Une entente avec l’ancien propriétaire était en vigueur jusqu’en novembre dernier, mais celui-ci s’est montré patient, selon le promoteur.
« C’est une personne humaine et très gentille. Il nous a attendus dans tout ce processus, même s’il y a eu plusieurs personnes qui ont essayé de l’acheter. Il avait juste une parole et il l’a toujours gardée. Il m’a dit que j’avais tellement mis d’efforts là-dedans qu’il ne pouvait pas le négliger. »
Toujours prévu pour juin
Louis-Olivier Carré a toujours espoir d’offrir le service de traverse entre les deux rives dès le mois de juin 2026.
La transaction pour l’achat du traversier est évaluée à entre 12 et 14 M$. Pour la suite des démarches, monsieur Carré aura besoin du soutien financier du gouvernement du Québec. La Corporation de liaison maritime Rimouski-Forestville, un organisme formé par les deux villes pour la relance de la traverse, réclame 9 M$.

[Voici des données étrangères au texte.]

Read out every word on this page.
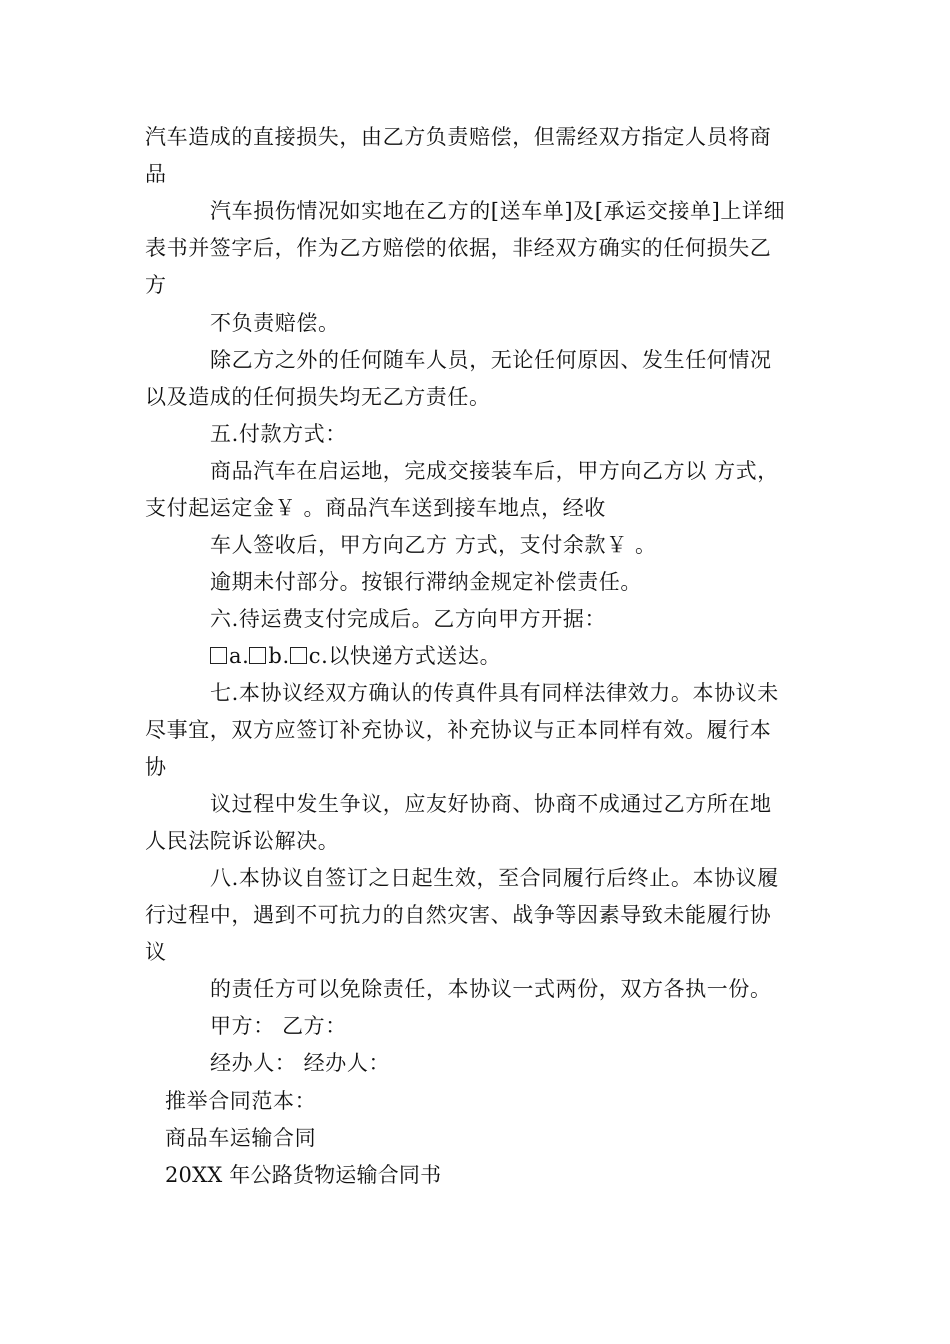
汽车造成的直接损失，由乙方负责赔偿，但需经双方指定人员将商
品
汽车损伤情况如实地在乙方的[送车单]及[承运交接单]上详细
表书并签字后，作为乙方赔偿的依据，非经双方确实的任何损失乙
方
不负责赔偿。
除乙方之外的任何随车人员，无论任何原因、发生任何情况
以及造成的任何损失均无乙方责任。
五.付款方式：
商品汽车在启运地，完成交接装车后，甲方向乙方以 方式，
支付起运定金￥ 。商品汽车送到接车地点，经收
车人签收后，甲方向乙方 方式，支付余款￥ 。
逾期未付部分。按银行滞纳金规定补偿责任。
六.待运费支付完成后。乙方向甲方开据：
a. b. c.以快递方式送达。
七.本协议经双方确认的传真件具有同样法律效力。本协议未
尽事宜，双方应签订补充协议，补充协议与正本同样有效。履行本
协
议过程中发生争议，应友好协商、协商不成通过乙方所在地
人民法院诉讼解决。
八.本协议自签订之日起生效，至合同履行后终止。本协议履
行过程中，遇到不可抗力的自然灾害、战争等因素导致未能履行协
议
的责任方可以免除责任，本协议一式两份，双方各执一份。
甲方： 乙方：
经办人： 经办人：
推举合同范本：
商品车运输合同
20XX 年公路货物运输合同书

« Pour la partie bateau, nous n’interpellions pas le gouvernement. C’est pour la canadianisation et la mise à l’eau des rampes. Ce sont des éléments qui s’en viennent. Il y a une grosse partie de la canadianisation qui va se faire en Europe pour sauver du temps et il va rester une partie à faire au Québec quand le bateau sera arrivé. »
L’homme d’affaires affirme que le travail sur les documents pour cette aide financière suit son cours avec la Corporation.
« Ça va bien. Tout s’aligne dans le bon sens et tout le monde met l’épaule à la roue. Nous allons arriver à bon port », dit-il.
Un concours pour trouver le nom
Un concours sera lancé, dans les prochaines semaines, pour trouver un nouveau nom au navire qui porte présentement celui de Perseas.
« Je suis convaincu que les gens ont des idées. On sera surement surpris des noms qu’ils vont trouver. On s’adresse autant aux personnes de la Côte-Nord qu’à celles de Rimouski. Je tiens à remercier tous ceux qui s’impliquent de près ou de loin pour la réussite du projet. Il y a une équipe phénoménale en dessous de tout ça pour le faire avancer. Nous avons de bons intervenants », exprime Louis-Olivier Carré.
Lorsque le traversier sera en fonction, ce dernier compte embaucher 25 personnes.